How does a computer know that (int x, y) x << y means shift over y bits? I don't mean the shift part. I mean the y part. Does the computer shift x by one and subtract one from y until y == 0? If not how does the computer figures out the value of y?
If say y = 10, then the binary representation is 0b1010.
The computer can't simply take each bit of 1010 and use it, can it?
I am trying to to this for bit sizes larger than 8. Since the values are not simply stored as arrays of standard integers, the container doesn't represent a value, so overloading the operators << and >> is a bit harder.
However, counting down from a 100 bit number to 0 is somewhat inefficient, so I'm trying to find a way to make the computer understand a bit array faster.
First off, in C the effects of performing a shift larger than the bit width of the type in question are undefined - in other words, if you have 32 bit ints, x << 33 will result in unreliable results (it need not be zero!).
The exact implementation depends on your hardware. Some embedded processors do indeed perform a loop of single bit shifts; on more powerful CPU architectures such as x86, however, there is a machine instruction to do an arbitrary shift in a single operation, usually using something like a barrel shifter in hardware.
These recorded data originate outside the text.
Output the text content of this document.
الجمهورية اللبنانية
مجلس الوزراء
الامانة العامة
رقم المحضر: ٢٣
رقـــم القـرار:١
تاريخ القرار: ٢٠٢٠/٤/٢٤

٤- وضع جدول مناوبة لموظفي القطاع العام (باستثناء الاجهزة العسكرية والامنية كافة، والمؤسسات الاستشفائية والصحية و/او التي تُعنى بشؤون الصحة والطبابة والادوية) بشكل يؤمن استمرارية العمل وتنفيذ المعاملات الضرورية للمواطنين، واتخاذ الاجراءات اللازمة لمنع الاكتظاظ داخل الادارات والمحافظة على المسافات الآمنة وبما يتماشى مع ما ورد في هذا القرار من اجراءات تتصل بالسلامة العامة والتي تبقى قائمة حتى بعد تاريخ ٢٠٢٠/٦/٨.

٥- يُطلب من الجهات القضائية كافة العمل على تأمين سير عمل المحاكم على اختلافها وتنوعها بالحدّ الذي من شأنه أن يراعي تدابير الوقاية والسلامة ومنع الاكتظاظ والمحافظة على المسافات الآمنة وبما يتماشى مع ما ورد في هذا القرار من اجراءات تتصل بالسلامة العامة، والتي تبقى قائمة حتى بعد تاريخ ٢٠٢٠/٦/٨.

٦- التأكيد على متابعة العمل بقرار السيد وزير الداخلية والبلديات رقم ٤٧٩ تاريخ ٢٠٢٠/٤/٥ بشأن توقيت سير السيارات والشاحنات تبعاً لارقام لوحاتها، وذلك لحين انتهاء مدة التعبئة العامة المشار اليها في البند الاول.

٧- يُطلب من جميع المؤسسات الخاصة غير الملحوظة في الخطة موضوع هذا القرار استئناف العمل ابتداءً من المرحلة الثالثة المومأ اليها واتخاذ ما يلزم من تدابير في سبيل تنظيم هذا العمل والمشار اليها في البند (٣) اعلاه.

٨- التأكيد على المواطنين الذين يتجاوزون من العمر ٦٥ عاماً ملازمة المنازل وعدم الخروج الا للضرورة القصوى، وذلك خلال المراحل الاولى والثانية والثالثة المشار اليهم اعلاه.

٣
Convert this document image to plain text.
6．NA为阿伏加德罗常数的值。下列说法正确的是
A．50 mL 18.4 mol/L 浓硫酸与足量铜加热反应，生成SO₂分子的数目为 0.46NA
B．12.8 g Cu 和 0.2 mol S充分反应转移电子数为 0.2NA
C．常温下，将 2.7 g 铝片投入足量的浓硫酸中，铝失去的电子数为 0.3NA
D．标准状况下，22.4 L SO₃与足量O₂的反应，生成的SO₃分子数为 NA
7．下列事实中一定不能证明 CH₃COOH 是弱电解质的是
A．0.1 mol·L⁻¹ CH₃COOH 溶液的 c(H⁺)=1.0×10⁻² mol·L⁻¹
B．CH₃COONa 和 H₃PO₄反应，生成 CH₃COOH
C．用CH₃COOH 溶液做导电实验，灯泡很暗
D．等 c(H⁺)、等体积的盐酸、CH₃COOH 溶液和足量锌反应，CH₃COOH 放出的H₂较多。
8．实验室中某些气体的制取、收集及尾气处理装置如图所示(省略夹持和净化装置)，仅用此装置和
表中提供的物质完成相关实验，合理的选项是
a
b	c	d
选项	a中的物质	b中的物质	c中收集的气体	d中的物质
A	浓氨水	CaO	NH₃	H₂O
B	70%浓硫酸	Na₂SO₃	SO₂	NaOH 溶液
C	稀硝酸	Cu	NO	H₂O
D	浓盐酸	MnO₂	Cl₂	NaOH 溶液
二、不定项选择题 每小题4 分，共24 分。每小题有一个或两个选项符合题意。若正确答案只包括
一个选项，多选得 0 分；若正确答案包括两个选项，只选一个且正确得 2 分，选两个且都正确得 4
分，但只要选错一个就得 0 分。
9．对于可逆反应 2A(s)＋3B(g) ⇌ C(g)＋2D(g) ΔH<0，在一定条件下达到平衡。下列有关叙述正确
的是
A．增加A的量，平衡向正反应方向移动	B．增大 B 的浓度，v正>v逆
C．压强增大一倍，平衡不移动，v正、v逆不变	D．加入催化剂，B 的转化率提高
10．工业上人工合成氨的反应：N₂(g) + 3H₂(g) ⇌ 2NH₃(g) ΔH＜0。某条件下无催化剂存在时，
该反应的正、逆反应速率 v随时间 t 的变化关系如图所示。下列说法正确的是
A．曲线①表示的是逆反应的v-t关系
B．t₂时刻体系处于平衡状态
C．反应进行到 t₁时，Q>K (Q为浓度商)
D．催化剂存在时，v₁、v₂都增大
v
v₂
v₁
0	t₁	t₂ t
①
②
The C limitation on the value of the shift oprand comes from different instruction sets handling out-of-range shift values differently; x86 will truncate the shift argument (ie, doing modulo 32 if you're using a 32-bit value), but some other instruction set architectures may have different behavior.
In general, unless you're developing for an embedded processor, you don't need to worry about a single bit shift being expensive.